A written document-known as investment policy document in financial advisory parlance-goes a long way in demonstrating your planner's professionalism in her approach. Ask for this document.
Who will handle your account?
Will your adviser directly handle your money box or will there be a relationship manager who will manage your investments? Neither is a bad option per se. In a recent interview with Mint, Priya Sunder, director, PeakAlpha Investment Services Pvt. Ltd, a Bengaluru-based financial advisory, had said she prefers to handle the more complicated cases, a client undergoing a divorce, for instance. Other cases are handled by her firm's relationship managers. "No single planner should take on more cases than what she can sincerely handle and serve," said Sunder. In smaller firms, the financial planner herself handles your case. In others, it's a mix of both; the head financial planner meets you once a year but the relationship manager stays in touch through the year.

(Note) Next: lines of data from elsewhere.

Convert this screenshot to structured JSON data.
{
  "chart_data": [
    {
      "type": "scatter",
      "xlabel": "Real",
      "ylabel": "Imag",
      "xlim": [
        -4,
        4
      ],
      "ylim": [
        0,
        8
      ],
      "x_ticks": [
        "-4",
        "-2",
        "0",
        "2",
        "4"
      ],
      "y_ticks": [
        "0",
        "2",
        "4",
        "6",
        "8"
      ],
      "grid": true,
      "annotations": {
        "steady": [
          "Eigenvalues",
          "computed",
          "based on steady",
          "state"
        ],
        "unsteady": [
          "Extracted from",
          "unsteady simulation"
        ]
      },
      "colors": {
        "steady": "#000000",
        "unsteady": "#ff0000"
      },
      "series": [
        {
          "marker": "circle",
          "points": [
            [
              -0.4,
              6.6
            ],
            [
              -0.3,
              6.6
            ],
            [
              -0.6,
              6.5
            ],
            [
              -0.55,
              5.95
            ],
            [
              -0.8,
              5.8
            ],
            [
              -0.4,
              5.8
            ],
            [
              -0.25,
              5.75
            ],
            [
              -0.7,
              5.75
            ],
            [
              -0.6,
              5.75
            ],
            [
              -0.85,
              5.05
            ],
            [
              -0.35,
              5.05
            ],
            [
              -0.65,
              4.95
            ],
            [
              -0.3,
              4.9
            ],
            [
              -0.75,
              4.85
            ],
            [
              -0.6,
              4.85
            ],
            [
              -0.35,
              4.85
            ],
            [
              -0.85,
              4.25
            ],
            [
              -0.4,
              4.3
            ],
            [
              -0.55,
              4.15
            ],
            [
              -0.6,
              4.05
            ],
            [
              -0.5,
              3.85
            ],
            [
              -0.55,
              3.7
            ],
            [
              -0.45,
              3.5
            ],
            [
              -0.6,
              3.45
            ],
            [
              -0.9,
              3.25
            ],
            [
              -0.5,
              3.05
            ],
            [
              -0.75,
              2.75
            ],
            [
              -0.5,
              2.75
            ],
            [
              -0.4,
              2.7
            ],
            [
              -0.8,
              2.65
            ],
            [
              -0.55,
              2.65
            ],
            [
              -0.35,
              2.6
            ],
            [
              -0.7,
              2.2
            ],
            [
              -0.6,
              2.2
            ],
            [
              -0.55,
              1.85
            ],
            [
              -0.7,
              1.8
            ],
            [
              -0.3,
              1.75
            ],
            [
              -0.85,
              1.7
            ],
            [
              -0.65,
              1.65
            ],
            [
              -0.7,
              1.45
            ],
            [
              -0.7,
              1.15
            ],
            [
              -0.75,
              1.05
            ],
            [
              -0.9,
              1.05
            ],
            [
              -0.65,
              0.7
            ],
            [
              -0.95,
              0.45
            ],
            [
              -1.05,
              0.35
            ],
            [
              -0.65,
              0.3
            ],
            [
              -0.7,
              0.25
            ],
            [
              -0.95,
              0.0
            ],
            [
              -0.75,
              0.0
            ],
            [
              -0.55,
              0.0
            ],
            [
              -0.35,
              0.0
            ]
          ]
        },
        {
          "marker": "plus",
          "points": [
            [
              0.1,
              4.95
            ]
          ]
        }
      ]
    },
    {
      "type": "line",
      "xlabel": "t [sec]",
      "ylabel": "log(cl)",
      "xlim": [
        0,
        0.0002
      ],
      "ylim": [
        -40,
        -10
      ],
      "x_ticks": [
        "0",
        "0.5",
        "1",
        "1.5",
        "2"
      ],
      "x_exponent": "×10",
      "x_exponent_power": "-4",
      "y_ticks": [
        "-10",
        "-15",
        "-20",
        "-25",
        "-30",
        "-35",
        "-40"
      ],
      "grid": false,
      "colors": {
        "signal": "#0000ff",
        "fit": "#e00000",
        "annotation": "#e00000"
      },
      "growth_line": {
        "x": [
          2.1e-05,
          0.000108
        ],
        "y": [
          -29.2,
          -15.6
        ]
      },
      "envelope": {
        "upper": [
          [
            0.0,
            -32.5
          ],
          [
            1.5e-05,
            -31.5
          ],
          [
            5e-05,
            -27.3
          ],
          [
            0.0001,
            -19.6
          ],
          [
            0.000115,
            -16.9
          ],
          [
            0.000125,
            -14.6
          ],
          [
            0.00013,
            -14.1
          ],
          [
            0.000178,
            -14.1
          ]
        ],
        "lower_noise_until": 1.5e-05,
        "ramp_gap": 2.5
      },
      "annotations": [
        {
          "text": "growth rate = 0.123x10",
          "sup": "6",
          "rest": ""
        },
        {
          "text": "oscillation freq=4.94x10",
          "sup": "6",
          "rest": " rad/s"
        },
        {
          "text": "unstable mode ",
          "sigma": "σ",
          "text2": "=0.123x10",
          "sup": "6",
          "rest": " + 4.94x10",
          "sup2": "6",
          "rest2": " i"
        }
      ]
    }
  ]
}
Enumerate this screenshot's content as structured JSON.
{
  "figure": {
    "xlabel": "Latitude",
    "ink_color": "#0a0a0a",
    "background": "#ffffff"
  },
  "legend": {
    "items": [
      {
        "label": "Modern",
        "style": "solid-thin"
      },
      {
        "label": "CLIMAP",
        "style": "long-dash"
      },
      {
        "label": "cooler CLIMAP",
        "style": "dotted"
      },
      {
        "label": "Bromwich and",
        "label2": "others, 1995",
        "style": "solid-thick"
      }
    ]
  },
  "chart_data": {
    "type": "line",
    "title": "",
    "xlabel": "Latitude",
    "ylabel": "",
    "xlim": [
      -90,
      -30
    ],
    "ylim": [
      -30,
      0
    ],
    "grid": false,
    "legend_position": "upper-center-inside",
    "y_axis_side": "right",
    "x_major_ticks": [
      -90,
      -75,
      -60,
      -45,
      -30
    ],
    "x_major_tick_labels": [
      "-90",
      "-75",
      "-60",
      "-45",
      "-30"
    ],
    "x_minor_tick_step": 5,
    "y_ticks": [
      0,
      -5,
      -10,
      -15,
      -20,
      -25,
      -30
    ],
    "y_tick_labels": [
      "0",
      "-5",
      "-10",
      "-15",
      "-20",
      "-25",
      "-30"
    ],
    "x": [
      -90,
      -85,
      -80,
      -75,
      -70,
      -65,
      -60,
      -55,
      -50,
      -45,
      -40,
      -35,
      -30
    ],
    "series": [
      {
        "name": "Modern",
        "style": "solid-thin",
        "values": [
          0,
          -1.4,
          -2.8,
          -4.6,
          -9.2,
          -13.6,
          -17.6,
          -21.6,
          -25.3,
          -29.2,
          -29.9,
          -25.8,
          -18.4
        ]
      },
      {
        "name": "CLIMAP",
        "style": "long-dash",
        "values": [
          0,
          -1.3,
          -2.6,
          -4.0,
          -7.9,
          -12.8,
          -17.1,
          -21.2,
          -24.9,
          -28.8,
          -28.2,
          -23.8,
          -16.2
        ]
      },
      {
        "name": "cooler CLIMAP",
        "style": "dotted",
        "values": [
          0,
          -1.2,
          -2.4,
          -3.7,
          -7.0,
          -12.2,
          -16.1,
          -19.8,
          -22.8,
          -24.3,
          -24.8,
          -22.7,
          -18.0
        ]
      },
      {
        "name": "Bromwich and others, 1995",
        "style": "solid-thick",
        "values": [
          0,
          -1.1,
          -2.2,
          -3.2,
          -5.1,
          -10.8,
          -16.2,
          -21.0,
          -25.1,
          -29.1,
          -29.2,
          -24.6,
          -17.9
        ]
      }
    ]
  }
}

What if the relationship doesn't work out?
"Just because we handle the investor's money box, doesn't mean that their money is with us ..... The money belongs to investors.... It is very easy for a client to go to another distributor and the case transfer can happen in minutes," said Gajendra Kothari, chief executive officer, Etica Wealth Management Pvt. Ltd. Your adviser, too, could also terminate the relationship. "A lot of advice involved in financial planning and clients need to act upon it. But if we observe that clients are not (complying), there is no point in continuing the relationship," said Kalpesh Ashar, a certified financial planner.
What happens if the adviser dies?
Is there someone else in the firm to take care of you? Will the firm, itself, exist? "Many times, I get new clients who have left their banking relationship to join me. They have kids and I owe it to them to ensure that their wealth is taken care of not only in their presence but also their absence. For that to happen, my firm needs to live on, beyond me," said Ashish Chadha, a Gurgaon-based mutual fund adviser.
Where do you invest your money?
It's okay to ask your adviser where and how she invests her own money. Some advisers, like Kothari, are happy to share their portfolios. "It means we will either swim or sink together. Investors get a lot of confidence this way," said Kothari, adding that "advisers too need to bring that stake to the game."
What value-added services do you offer?
Many financial advisers are trying to widen their bouquet of services. For instance, some blend life planning with financial planning. Further, it pays if your adviser offers Will planning too. Some offer the facility to view portfolios online, and so on.
How is the adviser compensated?
Your adviser has to earn, of course, but you need to know how. Either she gets commission or she charges you a fee. If it is the latter, make sure she routes your investments in direct plans (low-cost mutual funds without distributor commission embedded). Different advisers follow different fee structures but it is typically a percentage of your prevailing assets. Also, she may charge a consultation fee at the time of on-boarding.
Just make sure to ask this, and all the other questions.